We ran active active previously on our old (actually still in production) firewalls for this client, we were apparently the only people around silly enough to try active/active between datacenters (and it worked with some tweaking) but the new solution calls for increased redundancy and they don't mind coughing up for duplicate firewalls at each site.
We should have bought 2000s actually, with HA ports taken out we only have 6 gig ports available, we have about 20 security zones so we're running loads of sub-interfaces.
I'm not wild about only being able to manage IDP blades through NSM as you say, it's something of a pain (though it has finally got my boss to shell out for NSM, which we've needed for ages). The design on this project isn't my own so I'm having to go with it for now (if it had been me I'd have left the ISGs as firewalls and added some 6500s to do the routing and put Cisco IDP blades in those...
i've just taken delivery of a pair of ssg140 advanced which we are going to use to proof of concept our new isp design. this will be the first opportunity i've had to play with the new generation kit and also screenos 6 which im quite excited about.

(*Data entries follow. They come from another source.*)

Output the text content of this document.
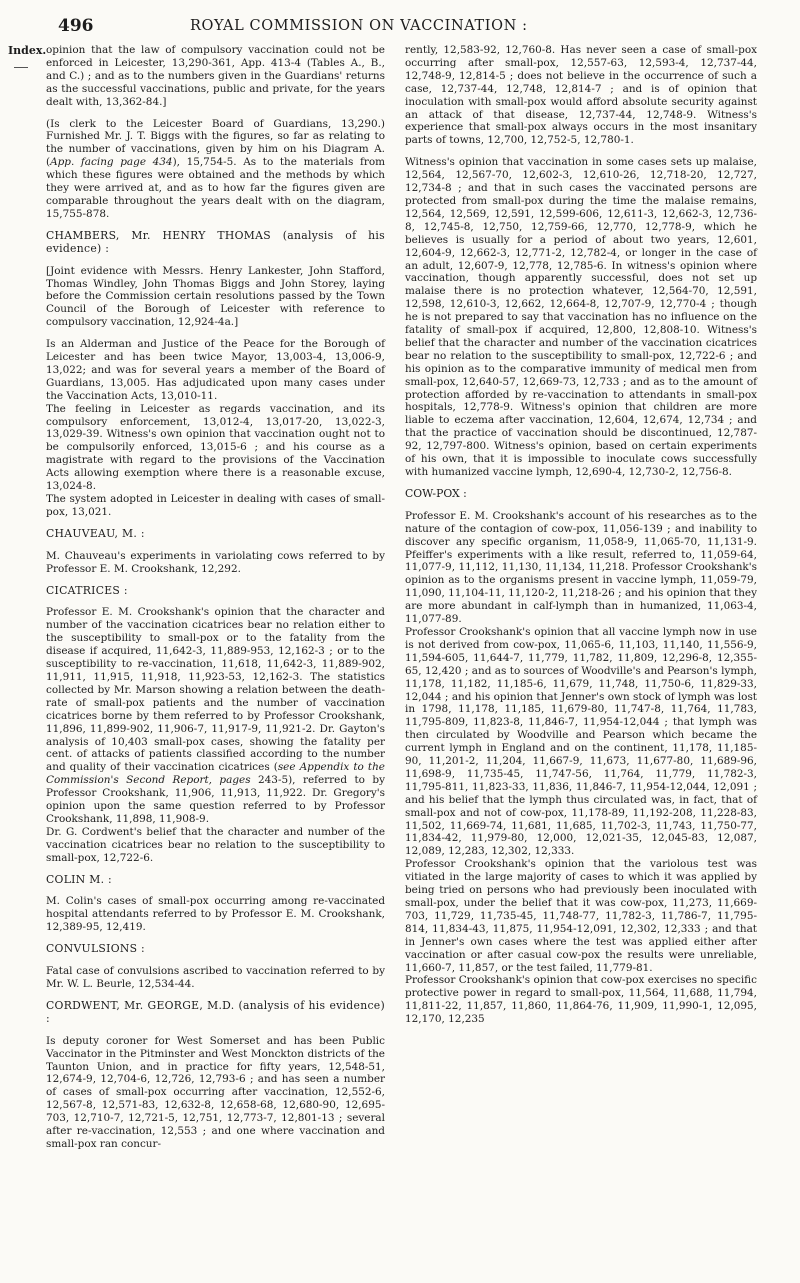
496	ROYAL COMMISSION ON VACCINATION :
Index. opinion that the law of compulsory vaccination could not be enforced in Leicester, 13,290-361, App. 413-4 (Tables A., B., and C.) ; and as to the numbers given in the Guardians' returns as the successful vaccinations, public and private, for the years dealt with, 13,362-84.]

(Is clerk to the Leicester Board of Guardians, 13,290.) Furnished Mr. J. T. Biggs with the figures, so far as relating to the number of vaccinations, given by him on his Diagram A. (App. facing page 434), 15,754-5. As to the materials from which these figures were obtained and the methods by which they were arrived at, and as to how far the figures given are comparable throughout the years dealt with on the diagram, 15,755-878.

CHAMBERS, Mr. HENRY THOMAS (analysis of his evidence) :

[Joint evidence with Messrs. Henry Lankester, John Stafford, Thomas Windley, John Thomas Biggs and John Storey, laying before the Commission certain resolutions passed by the Town Council of the Borough of Leicester with reference to compulsory vaccination, 12,924-4a.]

Is an Alderman and Justice of the Peace for the Borough of Leicester and has been twice Mayor, 13,003-4, 13,006-9, 13,022; and was for several years a member of the Board of Guardians, 13,005. Has adjudicated upon many cases under the Vaccination Acts, 13,010-11.

The feeling in Leicester as regards vaccination, and its compulsory enforcement, 13,012-4, 13,017-20, 13,022-3, 13,029-39. Witness's own opinion that vaccination ought not to be compulsorily enforced, 13,015-6 ; and his course as a magistrate with regard to the provisions of the Vaccination Acts allowing exemption where there is a reasonable excuse, 13,024-8.

The system adopted in Leicester in dealing with cases of small-pox, 13,021.

CHAUVEAU, M. :

M. Chauveau's experiments in variolating cows referred to by Professor E. M. Crookshank, 12,292.

CICATRICES :

Professor E. M. Crookshank's opinion that the character and number of the vaccination cicatrices bear no relation either to the susceptibility to small-pox or to the fatality from the disease if acquired, 11,642-3, 11,889-953, 12,162-3 ; or to the susceptibility to re-vaccination, 11,618, 11,642-3, 11,889-902, 11,911, 11,915, 11,918, 11,923-53, 12,162-3. The statistics collected by Mr. Marson showing a relation between the death-rate of small-pox patients and the number of vaccination cicatrices borne by them referred to by Professor Crookshank, 11,896, 11,899-902, 11,906-7, 11,917-9, 11,921-2. Dr. Gayton's analysis of 10,403 small-pox cases, showing the fatality per cent. of attacks of patients classified according to the number and quality of their vaccination cicatrices (see Appendix to the Commission's Second Report, pages 243-5), referred to by Professor Crookshank, 11,906, 11,913, 11,922. Dr. Gregory's opinion upon the same question referred to by Professor Crookshank, 11,898, 11,908-9.

Dr. G. Cordwent's belief that the character and number of the vaccination cicatrices bear no relation to the susceptibility to small-pox, 12,722-6.

COLIN M. :

M. Colin's cases of small-pox occurring among re-vaccinated hospital attendants referred to by Professor E. M. Crookshank, 12,389-95, 12,419.

CONVULSIONS :

Fatal case of convulsions ascribed to vaccination referred to by Mr. W. L. Beurle, 12,534-44.

CORDWENT, Mr. GEORGE, M.D. (analysis of his evidence) :

Is deputy coroner for West Somerset and has been Public Vaccinator in the Pitminster and West Monckton districts of the Taunton Union, and in practice for fifty years, 12,548-51, 12,674-9, 12,704-6, 12,726, 12,793-6 ; and has seen a number of cases of small-pox occurring after vaccination, 12,552-6, 12,567-8, 12,571-83, 12,632-8, 12,658-68, 12,680-90, 12,695-703, 12,710-7, 12,721-5, 12,751, 12,773-7, 12,801-13 ; several after re-vaccination, 12,553 ; and one where vaccination and small-pox ran concur-

rently, 12,583-92, 12,760-8. Has never seen a case of small-pox occurring after small-pox, 12,557-63, 12,593-4, 12,737-44, 12,748-9, 12,814-5 ; does not believe in the occurrence of such a case, 12,737-44, 12,748, 12,814-7 ; and is of opinion that inoculation with small-pox would afford absolute security against an attack of that disease, 12,737-44, 12,748-9. Witness's experience that small-pox always occurs in the most insanitary parts of towns, 12,700, 12,752-5, 12,780-1.

Witness's opinion that vaccination in some cases sets up malaise, 12,564, 12,567-70, 12,602-3, 12,610-26, 12,718-20, 12,727, 12,734-8 ; and that in such cases the vaccinated persons are protected from small-pox during the time the malaise remains, 12,564, 12,569, 12,591, 12,599-606, 12,611-3, 12,662-3, 12,736-8, 12,745-8, 12,750, 12,759-66, 12,770, 12,778-9, which he believes is usually for a period of about two years, 12,601, 12,604-9, 12,662-3, 12,771-2, 12,782-4, or longer in the case of an adult, 12,607-9, 12,778, 12,785-6. In witness's opinion where vaccination, though apparently successful, does not set up malaise there is no protection whatever, 12,564-70, 12,591, 12,598, 12,610-3, 12,662, 12,664-8, 12,707-9, 12,770-4 ; though he is not prepared to say that vaccination has no influence on the fatality of small-pox if acquired, 12,800, 12,808-10. Witness's belief that the character and number of the vaccination cicatrices bear no relation to the susceptibility to small-pox, 12,722-6 ; and his opinion as to the comparative immunity of medical men from small-pox, 12,640-57, 12,669-73, 12,733 ; and as to the amount of protection afforded by re-vaccination to attendants in small-pox hospitals, 12,778-9. Witness's opinion that children are more liable to eczema after vaccination, 12,604, 12,674, 12,734 ; and that the practice of vaccination should be discontinued, 12,787-92, 12,797-800. Witness's opinion, based on certain experiments of his own, that it is impossible to inoculate cows successfully with humanized vaccine lymph, 12,690-4, 12,730-2, 12,756-8.

COW-POX :

Professor E. M. Crookshank's account of his researches as to the nature of the contagion of cow-pox, 11,056-139 ; and inability to discover any specific organism, 11,058-9, 11,065-70, 11,131-9. Pfeiffer's experiments with a like result, referred to, 11,059-64, 11,077-9, 11,112, 11,130, 11,134, 11,218. Professor Crookshank's opinion as to the organisms present in vaccine lymph, 11,059-79, 11,090, 11,104-11, 11,120-2, 11,218-26 ; and his opinion that they are more abundant in calf-lymph than in humanized, 11,063-4, 11,077-89.

Professor Crookshank's opinion that all vaccine lymph now in use is not derived from cow-pox, 11,065-6, 11,103, 11,140, 11,556-9, 11,594-605, 11,644-7, 11,779, 11,782, 11,809, 12,296-8, 12,355-65, 12,420 ; and as to sources of Woodville's and Pearson's lymph, 11,178, 11,182, 11,185-6, 11,679, 11,748, 11,750-6, 11,829-33, 12,044 ; and his opinion that Jenner's own stock of lymph was lost in 1798, 11,178, 11,185, 11,679-80, 11,747-8, 11,764, 11,783, 11,795-809, 11,823-8, 11,846-7, 11,954-12,044 ; that lymph was then circulated by Woodville and Pearson which became the current lymph in England and on the continent, 11,178, 11,185-90, 11,201-2, 11,204, 11,667-9, 11,673, 11,677-80, 11,689-96, 11,698-9, 11,735-45, 11,747-56, 11,764, 11,779, 11,782-3, 11,795-811, 11,823-33, 11,836, 11,846-7, 11,954-12,044, 12,091 ; and his belief that the lymph thus circulated was, in fact, that of small-pox and not of cow-pox, 11,178-89, 11,192-208, 11,228-83, 11,502, 11,669-74, 11,681, 11,685, 11,702-3, 11,743, 11,750-77, 11,834-42, 11,979-80, 12,000, 12,021-35, 12,045-83, 12,087, 12,089, 12,283, 12,302, 12,333.

Professor Crookshank's opinion that the variolous test was vitiated in the large majority of cases to which it was applied by being tried on persons who had previously been inoculated with small-pox, under the belief that it was cow-pox, 11,273, 11,669-703, 11,729, 11,735-45, 11,748-77, 11,782-3, 11,786-7, 11,795-814, 11,834-43, 11,875, 11,954-12,091, 12,302, 12,333 ; and that in Jenner's own cases where the test was applied either after vaccination or after casual cow-pox the results were unreliable, 11,660-7, 11,857, or the test failed, 11,779-81.

Professor Crookshank's opinion that cow-pox exercises no specific protective power in regard to small-pox, 11,564, 11,688, 11,794, 11,811-22, 11,857, 11,860, 11,864-76, 11,909, 11,990-1, 12,095, 12,170, 12,235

ha, we're in a bit of a daft situation with our isg's - we have the 2000's for the high physical port count but were not even remotely stretching them - they sit at around 2% most of the time. we ideally need to consolidate individual security zones down into shared dmz's to make the configuration and management simpler.
i'm not a huge fan of nsm to be honest. i can see it's merits if you need to template an ipsec vpn rollout for lots of spoke sites, for example, but management of a small number of firewalls, particularly clusters seems pretty horrible...it attempts to update both boxes, which in turn try and sync their configs...so one ends up winning which causes the whole system to bog down. we're running nsm in vmware though so i suppose we only have ourselves to blame! we invariably have to run several update operations to get everything back in sync. i suppose we could turn off config sync between the boxes to get around this though.
thanks for the ammunition against active/active, i would rather see individual boxes at each data centre and let the routing on the network take care of the high availability rather than go with an overly complex active/active design! another one to forward up to the senior guys!!!